Dropping the cleric class is interesting, though. I considered it myself once, but only because the party of adventurers I take into my imaginary world of Summit on a sunday afternoon don't have one. We ended up solving that by keeping the class but turning one of the fighters into a 'blessed fighter' after he had a religious experience - he's now akin to a paladin.
One of the things that interests me about people wanting to drop the cleric class is their focus on the crunch i.e. the mechanics of the game. What I'm wanting to think about here, though, is the cleric's role in the world as a crusading man who channels the power of his god to further its purpose on the mortal plane. Viewed this way, the cleric's role becomes important within the game world, and he's not just reduced to a healer like so many computer roleplaying games do with him.

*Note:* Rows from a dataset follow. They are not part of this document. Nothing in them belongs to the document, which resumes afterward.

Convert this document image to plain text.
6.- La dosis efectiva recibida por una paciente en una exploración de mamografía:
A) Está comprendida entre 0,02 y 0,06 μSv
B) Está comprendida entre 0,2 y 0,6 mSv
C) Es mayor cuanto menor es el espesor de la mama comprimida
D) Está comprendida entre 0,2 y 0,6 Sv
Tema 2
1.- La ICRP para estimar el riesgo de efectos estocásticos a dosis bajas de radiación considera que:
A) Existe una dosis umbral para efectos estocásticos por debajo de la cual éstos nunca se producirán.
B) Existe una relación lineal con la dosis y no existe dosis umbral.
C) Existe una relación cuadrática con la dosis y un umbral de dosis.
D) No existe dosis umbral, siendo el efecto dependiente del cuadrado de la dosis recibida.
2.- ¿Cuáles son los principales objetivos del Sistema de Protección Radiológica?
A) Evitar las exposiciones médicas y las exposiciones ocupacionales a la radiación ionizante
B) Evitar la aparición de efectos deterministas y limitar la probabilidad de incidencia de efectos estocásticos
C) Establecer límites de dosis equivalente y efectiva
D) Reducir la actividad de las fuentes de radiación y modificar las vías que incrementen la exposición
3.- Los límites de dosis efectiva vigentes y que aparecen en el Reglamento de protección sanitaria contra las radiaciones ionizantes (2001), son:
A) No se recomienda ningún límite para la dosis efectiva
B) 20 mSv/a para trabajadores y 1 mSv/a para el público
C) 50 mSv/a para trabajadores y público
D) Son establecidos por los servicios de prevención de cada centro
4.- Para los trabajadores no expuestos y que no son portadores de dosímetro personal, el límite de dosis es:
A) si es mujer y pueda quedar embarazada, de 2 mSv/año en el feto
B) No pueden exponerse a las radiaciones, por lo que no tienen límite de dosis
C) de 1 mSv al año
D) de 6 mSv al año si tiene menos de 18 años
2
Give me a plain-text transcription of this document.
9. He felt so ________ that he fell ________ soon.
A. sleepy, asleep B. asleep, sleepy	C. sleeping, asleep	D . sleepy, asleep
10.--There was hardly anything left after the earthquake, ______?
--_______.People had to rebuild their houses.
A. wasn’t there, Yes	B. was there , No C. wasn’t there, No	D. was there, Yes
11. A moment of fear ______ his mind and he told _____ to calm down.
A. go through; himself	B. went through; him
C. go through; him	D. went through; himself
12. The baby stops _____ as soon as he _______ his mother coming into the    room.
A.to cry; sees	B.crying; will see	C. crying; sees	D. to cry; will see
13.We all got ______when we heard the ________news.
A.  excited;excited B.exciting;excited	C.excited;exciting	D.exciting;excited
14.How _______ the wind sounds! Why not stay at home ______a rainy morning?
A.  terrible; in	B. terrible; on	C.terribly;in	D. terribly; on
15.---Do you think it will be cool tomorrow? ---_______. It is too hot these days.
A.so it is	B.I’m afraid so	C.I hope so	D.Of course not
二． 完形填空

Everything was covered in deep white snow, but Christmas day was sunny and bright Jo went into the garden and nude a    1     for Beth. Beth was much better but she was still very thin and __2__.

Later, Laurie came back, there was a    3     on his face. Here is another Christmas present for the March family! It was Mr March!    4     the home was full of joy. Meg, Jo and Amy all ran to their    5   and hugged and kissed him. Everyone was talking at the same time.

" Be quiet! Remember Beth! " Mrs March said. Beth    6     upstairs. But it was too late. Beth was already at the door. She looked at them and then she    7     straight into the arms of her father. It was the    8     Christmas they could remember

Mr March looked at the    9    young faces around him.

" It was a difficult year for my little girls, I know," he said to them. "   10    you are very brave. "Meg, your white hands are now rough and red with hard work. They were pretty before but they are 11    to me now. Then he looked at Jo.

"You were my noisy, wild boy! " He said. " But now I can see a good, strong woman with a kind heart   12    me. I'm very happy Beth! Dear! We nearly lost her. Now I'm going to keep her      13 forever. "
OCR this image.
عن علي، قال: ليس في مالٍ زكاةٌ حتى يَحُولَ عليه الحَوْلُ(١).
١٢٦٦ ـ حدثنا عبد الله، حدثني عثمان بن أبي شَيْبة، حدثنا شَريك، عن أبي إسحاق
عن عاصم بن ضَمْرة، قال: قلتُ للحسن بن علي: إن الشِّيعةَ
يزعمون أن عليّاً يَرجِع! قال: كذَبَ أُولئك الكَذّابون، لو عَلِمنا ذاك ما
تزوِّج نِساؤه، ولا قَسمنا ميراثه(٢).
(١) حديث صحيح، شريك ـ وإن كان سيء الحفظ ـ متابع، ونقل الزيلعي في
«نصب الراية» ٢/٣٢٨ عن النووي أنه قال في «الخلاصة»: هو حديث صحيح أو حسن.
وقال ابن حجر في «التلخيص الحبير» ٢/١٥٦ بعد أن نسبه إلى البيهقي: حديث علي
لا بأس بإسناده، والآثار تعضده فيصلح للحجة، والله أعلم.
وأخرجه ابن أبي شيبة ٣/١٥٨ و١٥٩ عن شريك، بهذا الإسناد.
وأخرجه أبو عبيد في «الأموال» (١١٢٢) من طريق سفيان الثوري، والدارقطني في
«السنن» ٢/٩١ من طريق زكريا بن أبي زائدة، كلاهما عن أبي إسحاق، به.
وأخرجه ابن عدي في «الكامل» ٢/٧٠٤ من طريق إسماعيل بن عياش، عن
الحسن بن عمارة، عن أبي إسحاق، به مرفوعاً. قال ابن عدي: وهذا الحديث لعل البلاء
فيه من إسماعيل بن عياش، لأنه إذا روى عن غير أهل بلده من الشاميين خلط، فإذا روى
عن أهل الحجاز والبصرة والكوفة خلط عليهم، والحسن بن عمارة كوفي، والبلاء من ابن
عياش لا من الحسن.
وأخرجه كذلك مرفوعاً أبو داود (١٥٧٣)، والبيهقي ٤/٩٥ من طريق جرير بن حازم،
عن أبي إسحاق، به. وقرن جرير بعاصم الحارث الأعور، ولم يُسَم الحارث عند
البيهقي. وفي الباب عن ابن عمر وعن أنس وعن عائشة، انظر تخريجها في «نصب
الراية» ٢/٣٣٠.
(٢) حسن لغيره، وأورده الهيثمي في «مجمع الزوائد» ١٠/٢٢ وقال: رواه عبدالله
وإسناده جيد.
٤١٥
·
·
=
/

My big question though is this. If any of you have considered dropping the cleric from your games is it because you are atheist in world view? I suspect that atheists would dislike the cleric, and the game's focus on him and the DM building campaigns around him, despite the abundance of gods within the ancient world and medieval world that Dungeons and Dragons, and its inspirational fiction, is based around. In other words, if we didn't live in a mostly secular society, but lived in a parrallel universe with a theocracy running the show, might we feel differently about this and perhaps be thinking of dropping the magic user instead? In other words, does discussing dropping the cleric as a class reflect more on our own world views and less on the rules themselves?